Tra i santi veronesi sepolti nella chiesa di S. Stefano si trova anche S.Mama o Mamma.  «Ab Oriente habes primum protomartyrem Stephanum, – Florentium, Vindemialem et Maurum Episcopum, – Mammam,  Andronicum et Probum cum quadraginta Martyribus »,  Così nel Ritmo Pipiniano. Prima del nome « Mammam » si hanno tre vescovi veronesi; dopo di essi due altri vescovi coi quaranta martiri pur veronesi. Similmente l’iscrizione lipsanografica di S. Stefano  pone S. Mama confessore tra i vescovi veronesi e la vergine pur veronese Placidia: « In hac ecclesia sanctorum confessorum hujus civitatis corpora episcoporum requiescunt, scilicet Sìmplicii… Andronici, Mauri, et etiam Mamae confessoris, atque virginis Christi venerabilis Placidiae »(6).  Dal complesso di questi documenti parrebbe che Mamma fosse il nome di un santo veronese, e probabilmente di un vescovo nostro: potrebbe essere quel S. Mammaso, al cui nome era dedicata una chiesa là dove è ora la via che porta il suo nome: il suo corpo, secondo Biancolini, è sepolto nella chiesa di S. Stefano.

Il canonico Dionisi pensava che S. Mama sia il nostro vescovo S. Manio, che fu vescovo tra S. Mauro ed i santi Andronico, Vindemiale e Fiorente: la quale ipotesi a noi sembra molto verosimile (7).

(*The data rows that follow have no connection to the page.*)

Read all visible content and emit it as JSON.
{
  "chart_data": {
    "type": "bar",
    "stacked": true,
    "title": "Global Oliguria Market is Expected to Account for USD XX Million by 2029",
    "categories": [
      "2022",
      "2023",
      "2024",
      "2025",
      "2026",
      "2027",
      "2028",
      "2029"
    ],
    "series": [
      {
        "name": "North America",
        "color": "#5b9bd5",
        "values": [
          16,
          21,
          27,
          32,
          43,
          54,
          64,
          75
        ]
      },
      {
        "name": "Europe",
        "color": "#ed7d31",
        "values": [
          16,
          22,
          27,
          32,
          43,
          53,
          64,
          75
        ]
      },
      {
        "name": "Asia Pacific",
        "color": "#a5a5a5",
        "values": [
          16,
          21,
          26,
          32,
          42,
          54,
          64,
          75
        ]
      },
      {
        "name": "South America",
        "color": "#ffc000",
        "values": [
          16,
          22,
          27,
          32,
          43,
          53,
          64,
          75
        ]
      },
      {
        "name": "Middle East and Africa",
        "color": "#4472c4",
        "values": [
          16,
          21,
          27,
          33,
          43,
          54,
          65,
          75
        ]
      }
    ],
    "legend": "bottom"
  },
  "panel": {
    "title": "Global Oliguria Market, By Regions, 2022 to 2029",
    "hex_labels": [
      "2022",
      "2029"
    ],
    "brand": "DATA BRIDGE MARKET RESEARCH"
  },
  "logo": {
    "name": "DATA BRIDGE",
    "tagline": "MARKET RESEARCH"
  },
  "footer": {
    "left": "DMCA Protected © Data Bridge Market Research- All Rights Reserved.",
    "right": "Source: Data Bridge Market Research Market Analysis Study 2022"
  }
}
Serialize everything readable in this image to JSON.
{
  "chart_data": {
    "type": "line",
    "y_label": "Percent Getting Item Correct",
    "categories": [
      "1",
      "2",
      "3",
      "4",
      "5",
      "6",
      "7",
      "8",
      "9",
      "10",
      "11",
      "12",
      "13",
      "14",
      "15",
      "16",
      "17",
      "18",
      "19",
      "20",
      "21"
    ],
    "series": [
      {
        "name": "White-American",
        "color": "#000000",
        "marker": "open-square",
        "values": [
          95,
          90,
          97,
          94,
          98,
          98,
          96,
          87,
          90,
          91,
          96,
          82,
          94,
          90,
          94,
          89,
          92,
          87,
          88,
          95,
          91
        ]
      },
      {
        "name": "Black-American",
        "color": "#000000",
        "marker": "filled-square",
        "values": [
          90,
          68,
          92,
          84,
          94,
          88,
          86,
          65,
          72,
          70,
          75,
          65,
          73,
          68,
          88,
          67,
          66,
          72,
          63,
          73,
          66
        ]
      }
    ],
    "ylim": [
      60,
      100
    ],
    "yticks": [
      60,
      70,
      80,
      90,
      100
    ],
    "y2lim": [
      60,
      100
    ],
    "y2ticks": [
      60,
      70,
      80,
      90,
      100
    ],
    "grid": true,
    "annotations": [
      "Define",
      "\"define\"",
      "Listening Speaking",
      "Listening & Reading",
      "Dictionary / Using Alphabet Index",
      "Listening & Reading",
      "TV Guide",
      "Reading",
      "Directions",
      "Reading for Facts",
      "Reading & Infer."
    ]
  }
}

Altri pensano che il S. Mammaso titolare della chiesa omonima e sepolto in quella di S. Stefano sia stato un santo milanese (8). Secondo Bagata e Peretti il nostro S. Mamma sarebbe il martire Mamante, che ha sofferto il martirio a Cesarea di Cappadocia sotto l’imperatore Aureliano: la sua memoria si celebrava in Verona il giorno 18 luglio insieme con quella di S. Filastrio, come apparisce dal Carpsum.

 

Quanto a documenti letterari, ben poco ci rimane dopo i sermoni di S. Zeno. Abbiamo già accennato ad uno e forse due sermoni di san Petronio, ad Ursicino lettore, al Fragmentum laurentianum.  Alla prima metà del secolo VI potrebbe appartenere uno scritto De Odoacre et Theodorico tra gli Excerpta Valesiana (9).  Secondo un dotto tedesco, ne sarebbe autore un veronese di origine barbarica, appartenente al clero veronese, devoto al re Teodorico e vissuto in parte dopo di lui. Narra delle lotte tra Odoacre e Teodorico, degli edifici eretti da Teodorico a Verona, della distruzione della chiesa di S. Stefano(10)  e di altre particolarità spettanti a Verona (a).

 

Come nell’ Alta Italia in generale, così anche nella nostra Verona, ben poco sviluppo ebbero le lettere nei due secoli della dominazione longobardica; ed è per questo, che ben pochi documenti abbiamo di quest’epoca.  Già da qualche secolo andava deperendo la lingua latina, e per l’invasione di tante specie di barbari si andava formando lentamente una nuova lingua, la quale soltanto dopo il secolo XI potè vestire una qualche forma di lingua italiana.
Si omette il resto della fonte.